In response to a question, it was confirmed that the rate of interest on most of the Authority’s PWLB loans was fixed on the day for the duration of the loan. Historically the Authority has only taken on one variable rate loan, and this has proved beneficial due to the rates offered by the PWLB at that time.


A Member asked, regarding the Solar Farm investment, if it is devalued over the twenty-year term and it was confirmed that the Estates Team value all assets annually.  The Solar Farm is predicted to maintain its value which is based on its potential for income generation.  With regard to commercial assets, consideration is given to how long the asset will last for and there is a principle to not to take out loan funding for longer than the expected life of the asset.


A Member referred to external influences, particularly the tensions between the USA and China, and asked how the evolution of the global economy will affect investment.  It was agreed that these are difficult and unpredictable times and that the Authority relies on forecasts and advice from its Treasury Advisers. 


In response to a question, it was confirmed that there have been many changes to the regulation of banks, since the collapse of the Icelandic Banks, to mitigate future problems, that banks have to comply with. Additionally, diversification in investments is key in spreading the risk.  The Committee’s role in scrutinising the treasury strategy is key in assessing risk factors.


A Member asked if the authority specifies a triple A rating, and questioned if the UK Government was downgraded, would assets be moved around.  It was explained that a central factor in reducing risk is to ensure that counter parties are rated A minus or above adding that Arlingclose provide additional advice on counterparty strength which is closely followed.
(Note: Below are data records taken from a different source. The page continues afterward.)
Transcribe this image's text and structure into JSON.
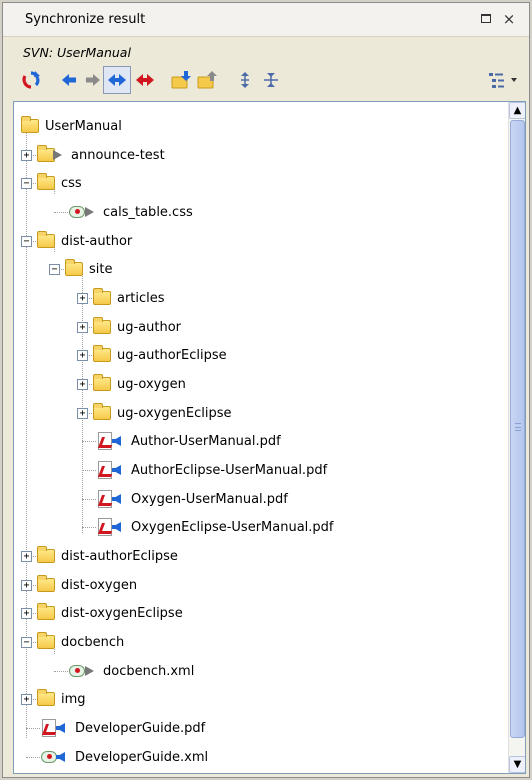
{
  "window": {
    "title": "Synchronize result",
    "subtitle": "SVN: UserManual",
    "maximize_icon": "maximize-icon",
    "close_icon": "close-icon"
  },
  "toolbar": {
    "buttons": [
      {
        "name": "refresh-button",
        "icon": "refresh-icon"
      },
      {
        "name": "incoming-mode-button",
        "icon": "arrow-left-icon"
      },
      {
        "name": "outgoing-mode-button",
        "icon": "arrow-right-icon"
      },
      {
        "name": "incoming-outgoing-mode-button",
        "icon": "arrow-both-blue-icon",
        "pressed": true
      },
      {
        "name": "conflicts-mode-button",
        "icon": "arrow-both-red-icon"
      },
      {
        "name": "update-all-button",
        "icon": "folder-update-icon"
      },
      {
        "name": "commit-all-button",
        "icon": "folder-commit-icon"
      },
      {
        "name": "expand-all-button",
        "icon": "expand-all-icon"
      },
      {
        "name": "collapse-all-button",
        "icon": "collapse-all-icon"
      },
      {
        "name": "view-menu-button",
        "icon": "tree-view-menu-icon"
      }
    ]
  },
  "tree": {
    "items": [
      {
        "label": "UserManual",
        "type": "folder",
        "status": "none"
      },
      {
        "label": "announce-test",
        "type": "folder",
        "status": "outgoing"
      },
      {
        "label": "css",
        "type": "folder",
        "status": "none"
      },
      {
        "label": "cals_table.css",
        "type": "xml",
        "status": "outgoing"
      },
      {
        "label": "dist-author",
        "type": "folder",
        "status": "none"
      },
      {
        "label": "site",
        "type": "folder",
        "status": "none"
      },
      {
        "label": "articles",
        "type": "folder",
        "status": "none"
      },
      {
        "label": "ug-author",
        "type": "folder",
        "status": "none"
      },
      {
        "label": "ug-authorEclipse",
        "type": "folder",
        "status": "none"
      },
      {
        "label": "ug-oxygen",
        "type": "folder",
        "status": "none"
      },
      {
        "label": "ug-oxygenEclipse",
        "type": "folder",
        "status": "none"
      },
      {
        "label": "Author-UserManual.pdf",
        "type": "pdf",
        "status": "incoming"
      },
      {
        "label": "AuthorEclipse-UserManual.pdf",
        "type": "pdf",
        "status": "incoming"
      },
      {
        "label": "Oxygen-UserManual.pdf",
        "type": "pdf",
        "status": "incoming"
      },
      {
        "label": "OxygenEclipse-UserManual.pdf",
        "type": "pdf",
        "status": "incoming"
      },
      {
        "label": "dist-authorEclipse",
        "type": "folder",
        "status": "none"
      },
      {
        "label": "dist-oxygen",
        "type": "folder",
        "status": "none"
      },
      {
        "label": "dist-oxygenEclipse",
        "type": "folder",
        "status": "none"
      },
      {
        "label": "docbench",
        "type": "folder",
        "status": "none"
      },
      {
        "label": "docbench.xml",
        "type": "xml",
        "status": "outgoing"
      },
      {
        "label": "img",
        "type": "folder",
        "status": "none"
      },
      {
        "label": "DeveloperGuide.pdf",
        "type": "pdf",
        "status": "incoming"
      },
      {
        "label": "DeveloperGuide.xml",
        "type": "xml",
        "status": "incoming"
      }
    ]
  },
  "colors": {
    "incoming_arrow": "#1f66d6",
    "outgoing_arrow": "#777777",
    "conflict_arrow": "#d2161f",
    "folder": "#f5c94a"
  }
}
A Member sought clarification regarding capital losses of £45,000 due to bid offer spread and commented that the loss would not crystallise until sold and suggested that the statement could be open to misinterpretation. This point was agreed with.  It was explained that there is investment in two pooled funds that can be bought and sold at the same rate on any day.  £500,000 has been invested in a property fund which has a bid/offer spread of 8%, resulting in a one off loss on this investment to date.  The intention is to keep all these funds for a minimum of 3-5 years to minimise any net capital gains and losses and to collect the steady income returns.


Referring to the report recommendations, the Committee reviewed the treasury management activities in the first half of 2019/20 as contained in the report and considered if any changes to the process should be considered for incorporation into the 2020/21 Treasury Management Strategy Statement.